At our NGINX Conf 2019, we conducted more than 50 recorded sessions covering various subjects, but in this blog I’ll share takeaways from one of the hottest topics in the industry: Site Reliability Engineering (and also the related topic of Chaos Engineering). I’ll just focus on three key takeaways, but you’re encouraged to watch the entire session here.
1. SRE Definition
The conversation started on how the panelists defined the term Site Reliability Engineering, with the consistent comment that it is essentially: “Anything to make sure a site is up and running.” But, beyond that, they also emphasized “going really deep and fixing the issue as quickly as possible when any problem occurs” and “empowering development teams with a customer-centric mindset.” Also, did you recognize some approximate similarities with traditional Networking Operations teams in the descriptions? Yes, me too, but one panelist really read my mind in highlighting that, “Some organizations establish an SRE team just by renaming their Network Ops team, but that is not the best way.” There was some discussion on this, but my takeaway here is that the biggest difference between SRE and NetOps is that SRE personnel “sit on a Dev team or customer-facing team and truly focus on business goals.”
2. Chaos Engineering and Failure Injection
One of the key topics for an SRE function is the concept of Chaos Engineering. I will defer the detailed explanation of Chaos Engineering to this article, but in this session it’s really about “an approach to identify critical failures and get them fixed quickly” – something similar to fire drills. And although it has similarities with fire drills, the goal of Chaos Engineering is broader, in that it focuses on quantitatively analyzing recovery, durability, and availability metrics.
Failure Injection is a fairly common method, introduced by Netflix back in 2014. It is a testing approach to push failure simulation metadata into the production environment for testing purposes, but with control. These efforts are typically led by SRE teams in order to ensure higher availability and reliability of the service (or site).
3. KPI and Skillset of SRE
There was some interesting discussion around how SRE should be measured. While there were several points made around MTTD (Mean-time-to-Detect) and MTTR (Mean-time-to-Respond) being significant metrics, all panelist agreed that metrics will differ depending on the industry you're in, as well as the systems or sites you operate. A good suggestion captured from the discussion was, “You can start by asking this question: ‘What are your top 5 most critical systems?’ and that will help you prioritize things.”
The preferred skillset for an SRE position was another topic covered. According to panelists, this also depends on what system you run. (For example, if you are running NGINX, then NGINX experience would be crucial for an SRE hire.) A great suggestion from the group was to explore ways to rotate SRE personnel across different areas of the company and systems to scale – and better equip – SRE resources.
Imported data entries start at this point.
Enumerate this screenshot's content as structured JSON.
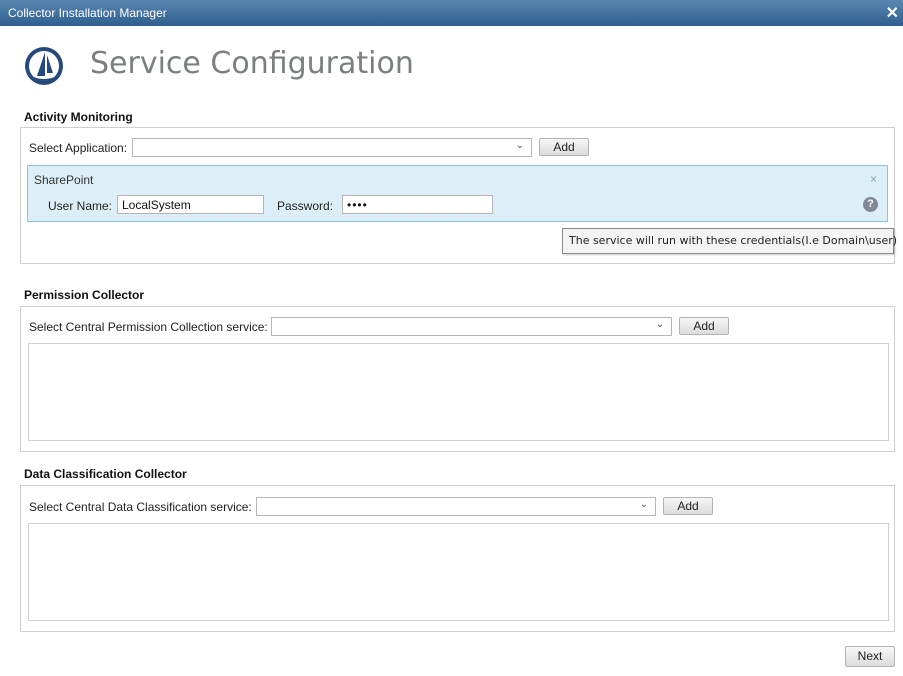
{
  "window": {
    "title": "Collector Installation Manager",
    "close_glyph": "✕"
  },
  "header": {
    "title": "Service Configuration",
    "logo_icon": "sailboat-logo-icon"
  },
  "activity_monitoring": {
    "title": "Activity Monitoring",
    "select_label": "Select Application:",
    "select_value": "",
    "add_label": "Add",
    "entry": {
      "name": "SharePoint",
      "close_glyph": "×",
      "username_label": "User Name:",
      "username_value": "LocalSystem",
      "password_label": "Password:",
      "password_value": "••••",
      "help_glyph": "?"
    },
    "tooltip": "The service will run with these credentials(I.e Domain\\user)"
  },
  "permission_collector": {
    "title": "Permission Collector",
    "select_label": "Select Central Permission Collection service:",
    "select_value": "",
    "add_label": "Add"
  },
  "data_classification": {
    "title": "Data Classification Collector",
    "select_label": "Select Central Data Classification service:",
    "select_value": "",
    "add_label": "Add"
  },
  "footer": {
    "next_label": "Next"
  },
  "colors": {
    "titlebar": "#3a6a99",
    "panel_bg": "#dceff8",
    "panel_border": "#8cc4e0",
    "logo": "#25497a"
  }
}
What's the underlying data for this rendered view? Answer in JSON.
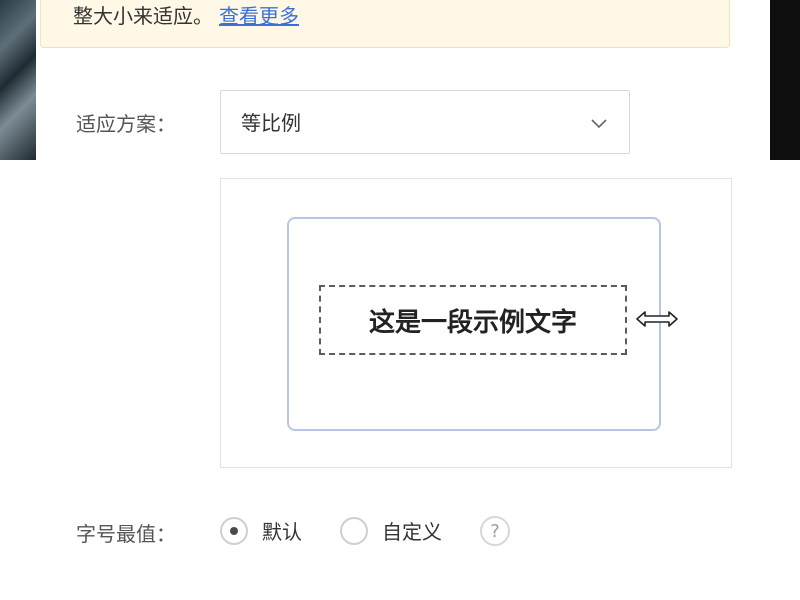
{
  "notice": {
    "text": "整大小来适应。",
    "link": "查看更多"
  },
  "fit_scheme": {
    "label": "适应方案：",
    "selected": "等比例",
    "icon": "chevron-down-icon"
  },
  "preview": {
    "sample_text": "这是一段示例文字",
    "handle_icon": "resize-horizontal-icon"
  },
  "font_size_limit": {
    "label": "字号最值：",
    "options": [
      {
        "label": "默认",
        "checked": true
      },
      {
        "label": "自定义",
        "checked": false
      }
    ],
    "help_icon": "question-icon",
    "help_text": "?"
  },
  "colors": {
    "accent": "#3d6fd8",
    "notice_bg": "#fff8e6",
    "preview_border": "#b7c6e2"
  }
}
Also, ensuring your SRE teams participate in SRE community events and activities such as training, offsites, dedicated Slack channels, and ‘game days,’ among other helpful suggestions.
Conclusion – Is 2020 the Time to Define your own SRE Strategy?
In a nutshell, the discussion revealed that many organizations are still learning how to define and leverage the concept and role of SRE – and like the panelists reiterated, these will often vary depending on industries and systems (and even individual companies). Overall, Chaos Engineering will continue to be tackled next year – maybe this is a perfect time to start thinking through what this means for you and your organization?